Both VantageScore® and FICO credit scores consider your utilization when calculating your score.

• Overall and individual utilization rates matter. Your overall utilization rate can be a significant factor in your credit score. The utilization rate on individual accounts, such as the account with the highest utilization rate, can also affect your scores.
• Most credit scores only consider the most recently reported numbers. As a result, having an exceptionally high utilization rate may hurt your scores one month, but lowering your utilization rate could help your scores the next.
• Newer scoring models may consider utilization over time. The latest VantageScore 4.0 and FICO 10 T models consider trends in your credit history, such as your utilization rate over time.

In general, the lower your utilization ratio the better. But your utilization changes as credit card issuers send updates to the credit bureaus, and the effect on your scores will depend on the entirety of your credit profile.

## What Is a Good Credit Utilization Ratio?

As a general rule of thumb, having an overall utilization rate under 10% could be considered a good credit utilization ratio. People who have excellent credit scores tend to have utilization ratios in the single digits. But there's no hard line where utilization goes from a bad to good percentage.

Some people believe that keeping utilization under 30% is a good target, and the average overall credit card utilization ratio in the U.S. was 28% in 2022. Utilization is only one of the factors within the "amounts owed" FICO credit scoring category, though, and an even lower utilization could be better. One exception: A very low utilization ratio may be better for your credit scores than 0% utilization since it shows you are using and managing some credit.

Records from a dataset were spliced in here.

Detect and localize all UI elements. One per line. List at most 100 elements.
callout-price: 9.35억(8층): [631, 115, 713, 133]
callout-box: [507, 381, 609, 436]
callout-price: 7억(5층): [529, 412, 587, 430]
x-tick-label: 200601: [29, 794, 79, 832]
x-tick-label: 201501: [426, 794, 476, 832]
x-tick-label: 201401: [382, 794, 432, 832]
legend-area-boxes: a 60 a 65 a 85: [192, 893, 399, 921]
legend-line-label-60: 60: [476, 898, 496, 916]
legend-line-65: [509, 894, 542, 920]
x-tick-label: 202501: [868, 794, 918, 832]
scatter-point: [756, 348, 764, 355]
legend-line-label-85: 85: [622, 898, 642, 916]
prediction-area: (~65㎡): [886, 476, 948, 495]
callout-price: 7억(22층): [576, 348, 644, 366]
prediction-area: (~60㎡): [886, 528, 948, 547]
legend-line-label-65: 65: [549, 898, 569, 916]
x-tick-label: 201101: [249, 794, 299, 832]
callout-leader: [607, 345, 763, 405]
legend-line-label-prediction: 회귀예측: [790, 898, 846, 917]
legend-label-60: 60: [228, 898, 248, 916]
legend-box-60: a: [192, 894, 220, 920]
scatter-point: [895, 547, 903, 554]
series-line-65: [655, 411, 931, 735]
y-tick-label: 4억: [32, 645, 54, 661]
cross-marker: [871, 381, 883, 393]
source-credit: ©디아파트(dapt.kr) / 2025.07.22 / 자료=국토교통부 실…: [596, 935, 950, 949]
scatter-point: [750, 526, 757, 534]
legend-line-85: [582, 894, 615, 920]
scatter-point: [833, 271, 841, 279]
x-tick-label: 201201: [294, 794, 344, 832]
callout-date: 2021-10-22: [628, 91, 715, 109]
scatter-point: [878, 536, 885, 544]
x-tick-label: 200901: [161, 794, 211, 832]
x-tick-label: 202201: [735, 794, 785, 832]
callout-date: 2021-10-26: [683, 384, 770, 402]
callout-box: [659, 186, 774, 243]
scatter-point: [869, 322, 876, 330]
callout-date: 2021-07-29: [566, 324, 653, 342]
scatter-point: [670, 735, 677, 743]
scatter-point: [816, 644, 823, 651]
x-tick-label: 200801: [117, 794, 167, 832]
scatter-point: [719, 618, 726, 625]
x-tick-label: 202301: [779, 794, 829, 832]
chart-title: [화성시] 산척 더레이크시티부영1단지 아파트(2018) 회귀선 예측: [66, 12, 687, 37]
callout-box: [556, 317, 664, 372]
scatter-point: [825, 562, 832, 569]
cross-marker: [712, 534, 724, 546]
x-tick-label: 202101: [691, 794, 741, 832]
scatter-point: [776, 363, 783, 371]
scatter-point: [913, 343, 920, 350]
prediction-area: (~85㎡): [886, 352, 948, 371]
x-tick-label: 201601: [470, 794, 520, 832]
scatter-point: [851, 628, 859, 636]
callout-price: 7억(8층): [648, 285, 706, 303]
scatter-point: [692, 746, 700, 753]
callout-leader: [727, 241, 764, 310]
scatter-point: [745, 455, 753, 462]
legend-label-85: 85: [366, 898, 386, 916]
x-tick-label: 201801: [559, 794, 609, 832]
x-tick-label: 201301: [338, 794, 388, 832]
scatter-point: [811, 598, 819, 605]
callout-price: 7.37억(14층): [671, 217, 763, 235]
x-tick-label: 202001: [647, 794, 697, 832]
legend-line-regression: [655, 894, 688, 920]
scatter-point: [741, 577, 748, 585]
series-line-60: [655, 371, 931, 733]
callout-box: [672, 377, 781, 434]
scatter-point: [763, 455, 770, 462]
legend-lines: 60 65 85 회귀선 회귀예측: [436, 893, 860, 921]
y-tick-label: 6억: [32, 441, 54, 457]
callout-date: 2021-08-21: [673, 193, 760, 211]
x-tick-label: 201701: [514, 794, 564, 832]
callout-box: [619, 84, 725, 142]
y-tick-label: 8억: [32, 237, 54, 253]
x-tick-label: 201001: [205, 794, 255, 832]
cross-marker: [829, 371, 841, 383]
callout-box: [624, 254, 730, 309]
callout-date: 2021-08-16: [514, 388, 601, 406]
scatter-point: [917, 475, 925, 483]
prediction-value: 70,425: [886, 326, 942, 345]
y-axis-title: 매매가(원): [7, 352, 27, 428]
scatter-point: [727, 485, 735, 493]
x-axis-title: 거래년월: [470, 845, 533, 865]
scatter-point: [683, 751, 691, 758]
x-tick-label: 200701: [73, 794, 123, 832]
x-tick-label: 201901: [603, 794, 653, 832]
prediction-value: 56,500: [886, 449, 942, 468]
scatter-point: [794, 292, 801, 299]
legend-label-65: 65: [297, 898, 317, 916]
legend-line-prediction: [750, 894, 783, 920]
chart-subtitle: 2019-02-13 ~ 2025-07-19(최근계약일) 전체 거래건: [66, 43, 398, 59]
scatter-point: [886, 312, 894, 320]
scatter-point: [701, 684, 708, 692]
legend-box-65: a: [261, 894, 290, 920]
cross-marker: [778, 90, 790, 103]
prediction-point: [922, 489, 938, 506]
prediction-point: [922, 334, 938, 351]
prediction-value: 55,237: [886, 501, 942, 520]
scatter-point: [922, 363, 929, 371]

## How to Lower Your Credit Utilization Ratio

The utilization ratio calculation only looks at two numbers: the account balance and credit limit on your credit report.

It's important to know that card issuers often send updates to the credit bureaus around the end of your statement period, a few weeks before your bill is due. As a result, you could pay your credit card bill in full each month and still have a high utilization rate.

However, there are other things you can do to decrease your reported balances or increase your reported credit limits and lower your utilization rate.

• Make early credit card payments. Pay down your credit card balance before the end of your statement period to lower the balance that your card issuer reports.
• Increase your card's credit limit. You can ask your card issuer to increase your credit limit. This sometimes results in a hard inquiry, which could temporarily hurt your credit scores a little.
• Report income increases to card issuers. Your card issuer also might proactively increase your card's credit limit if you manage the card responsibly or your income rises. You can report your new annual income in your online account whenever your income rises.
• Open a new card. Opening a new credit card increases your available credit, which can lower your overall utilization rate. However, you'll want to find a credit card that offers additional benefits as well.
• Use a personal loan to consolidate debt. If you're paying off credit card debt, you could look into consolidation with a personal loan. You may be able to save money if you qualify for a loan with a low interest rate, and you'll lower your utilization rate by moving the debt from a revolving to an installment account.
• Keep credit cards open. There can be good reasons to close credit cards, such as paying an annual fee on a card you never use or overspending. However, keeping credit cards open increases your available credit limit, which can help you maintain a low utilization rate.

You don't need to use every strategy to maintain a low utilization rate—pick and choose what works for you and your financial situation.